[Wikimedia-l] crazy deletionists!

Delirium delirium at hackish.org
Wed Jul 4 10:14:33 UTC 2012


On 7/4/12 1:04 AM, Andreas Kolbe wrote:
> What would a Wikipedia look like that did not make use of press sources? It
> would look a hell of a lot more like an encyclopedia. Thousands of silly
> arguments would never arise. Thousands of apposite criticisms of Wikipedia
> would never arise. These are good things.
>
> Unfortunately, such a Wikipedia would also have vastly impoverished
> coverage of popular culture and current affairs. The articles on Lady Gaga
> and Barack Obama would be years behind events; the articles on the Japan
> earthquakes, which I believe Wikipedia was widely praised for, would only
> now begin to be written, articles on many towns and villages would lack
> colour and detail.
>

It's an intriguing idea, and I agree with the general principle of 
reducing reliance on sources with less gestation time, of which 
newspapers are the biggest offender. I do tend to apply it in an 
as-alternatives-are-available fashion, and to many kinds of sources. For 
example, citing a recent academic conference paper may be justified if 
no synthesizing source is available, but there are dangers to cobbling 
together a new synthesis out of a dozen conference papers that may or 
may not be representative of majority views in a field, that may now be 
obsolete in ways unbeknownst to the reader, etc. Better to cite a proper 
book or survey article, if one is available.
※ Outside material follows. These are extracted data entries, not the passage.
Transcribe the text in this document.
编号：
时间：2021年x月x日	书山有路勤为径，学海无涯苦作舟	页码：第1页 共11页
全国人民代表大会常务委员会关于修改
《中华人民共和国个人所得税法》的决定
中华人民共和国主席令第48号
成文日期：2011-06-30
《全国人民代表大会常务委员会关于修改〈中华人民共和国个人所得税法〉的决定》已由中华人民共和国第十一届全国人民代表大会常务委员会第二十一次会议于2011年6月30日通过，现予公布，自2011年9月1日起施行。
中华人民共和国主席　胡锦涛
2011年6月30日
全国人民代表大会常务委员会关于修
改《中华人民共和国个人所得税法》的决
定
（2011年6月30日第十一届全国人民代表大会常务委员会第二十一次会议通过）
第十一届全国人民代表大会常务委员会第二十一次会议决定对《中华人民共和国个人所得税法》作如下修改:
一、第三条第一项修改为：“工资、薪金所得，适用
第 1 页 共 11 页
A problem with avoiding newspapers entirely, added to those you mention, 
is that we'd even lose many things that aren't that recent. Especially 
in their more "summary" pieces such as obituaries and biopics, 
newspapers (and newsmagazines) fill in a lot of fairly uncontroversial 
information on more minor, but potentially still important, people and 
events. For the ancient world, that information is compiled fairly 
exhaustively in academic sources; you can find at least a three-sentence 
biography of every attested figure in some kind of specialist 
encyclopedia, e.g. the impressively comprehensive _Prosopography of the 
Later Roman Empire_. But for 20th-century figures that's often not the 
case. For example, I've written a number of articles on minor political 
figures (a mayor of Houston, say) primarily sourced from obituaries in 
major newspapers, e.g. the NYT's obituary section. For what they are, 
they are usually reliable enough: they provide some dates, a summary of 
offices held, and a brief mention of why the person is known. For famous 
figures, there are usually better sources, but for minor figures the 
alternatives are often more like primary sources, e.g. the state or 
municipal archives, or not including an article at all.